C.S. Lewis once said, “I am almost inclined to set it up as a canon that a children’s story which is enjoyed only by children is a bad children’s story. The good ones last.” Reading adults don’t have trouble remembering the books that affected them most as a child. When readers become parents, they relish the reading of these same books to their children, creating unbreakable ties between parent and child. Every generation produces new classics of children’s literature and on Wednesday we’ll discuss some of the old and the new. Then on Friday, we’ll visit with John Claude Bemis, author of The Prince Who Fell From the Sky.
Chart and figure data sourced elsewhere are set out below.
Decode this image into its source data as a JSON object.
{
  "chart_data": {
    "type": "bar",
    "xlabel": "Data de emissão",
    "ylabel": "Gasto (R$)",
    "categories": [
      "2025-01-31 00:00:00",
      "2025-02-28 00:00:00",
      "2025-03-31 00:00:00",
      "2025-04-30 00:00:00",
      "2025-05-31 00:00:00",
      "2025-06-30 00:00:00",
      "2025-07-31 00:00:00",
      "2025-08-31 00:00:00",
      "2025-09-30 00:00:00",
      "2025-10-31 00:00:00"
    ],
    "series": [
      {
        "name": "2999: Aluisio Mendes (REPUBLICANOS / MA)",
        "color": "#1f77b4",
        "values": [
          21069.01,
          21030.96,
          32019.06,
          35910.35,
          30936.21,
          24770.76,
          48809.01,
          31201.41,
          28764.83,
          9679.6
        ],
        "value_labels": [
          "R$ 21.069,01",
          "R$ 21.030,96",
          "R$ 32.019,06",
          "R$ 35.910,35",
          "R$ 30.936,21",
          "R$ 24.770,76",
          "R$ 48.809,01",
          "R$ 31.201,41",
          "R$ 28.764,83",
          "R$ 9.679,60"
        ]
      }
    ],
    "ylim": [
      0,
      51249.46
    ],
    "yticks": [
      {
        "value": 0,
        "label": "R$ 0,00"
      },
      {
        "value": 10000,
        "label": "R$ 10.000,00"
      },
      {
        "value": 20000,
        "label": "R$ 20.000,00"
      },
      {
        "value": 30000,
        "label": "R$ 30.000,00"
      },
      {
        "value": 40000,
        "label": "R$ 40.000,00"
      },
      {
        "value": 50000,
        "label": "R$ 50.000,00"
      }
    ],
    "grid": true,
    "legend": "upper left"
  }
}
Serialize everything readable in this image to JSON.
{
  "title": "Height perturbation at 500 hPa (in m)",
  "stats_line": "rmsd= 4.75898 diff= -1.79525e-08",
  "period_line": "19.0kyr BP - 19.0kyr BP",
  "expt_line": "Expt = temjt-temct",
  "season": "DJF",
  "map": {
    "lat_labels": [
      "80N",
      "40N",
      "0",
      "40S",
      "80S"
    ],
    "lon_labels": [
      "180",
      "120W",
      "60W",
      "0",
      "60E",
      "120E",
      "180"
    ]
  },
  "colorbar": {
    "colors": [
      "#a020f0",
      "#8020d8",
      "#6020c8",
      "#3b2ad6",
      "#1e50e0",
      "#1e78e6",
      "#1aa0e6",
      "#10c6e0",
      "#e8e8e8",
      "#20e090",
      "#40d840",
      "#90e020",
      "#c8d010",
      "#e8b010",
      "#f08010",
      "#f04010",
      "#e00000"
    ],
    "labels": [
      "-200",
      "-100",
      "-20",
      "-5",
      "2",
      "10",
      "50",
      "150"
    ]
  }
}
The Prince Who Fell From the Sky features an animal cast set in an earth reclaimed by the powerful forces of nature. Something apocalyptic has happened, killing off the humans and wiping out the cities, factories, farms and roads built my their hands. The skeletons of skyscrapers still exist and the legend of mankind as tyrant and destroyer is ever-present in the culture of the animals who survived the cataclysmic fall. In this forest now dense with mighty trees, vines and undergrowth untouched by man’s need to carve and corral, the animals have a Kiplingesque society with laws and punishments, tributes and alliances. Enter into this “post-mordial” diorama a rocketship crashed into the forest with only one survivor, a lone young boy.
An inspiring speaker and entertaining performer, John Claude Bemis brings his passions for music, folklore, and spinning exciting tales to his novels and presentations. The first novel in his Clockwork Dark trilogy, The Nine Pound Hammer, was nominated for the North Carolina Children’s Book Award and was selected as a New York Public Library Best Children’s Book for Reading and Sharing. The trilogy continues with The Wolf Tree and The White City and has been described as “original and fresh” and “a unique way of creating fantasy.” His latest novel is The Prince Who Fell from the Sky. A musician and educator, John lives with his wife and daughter in Hillsborough, NC.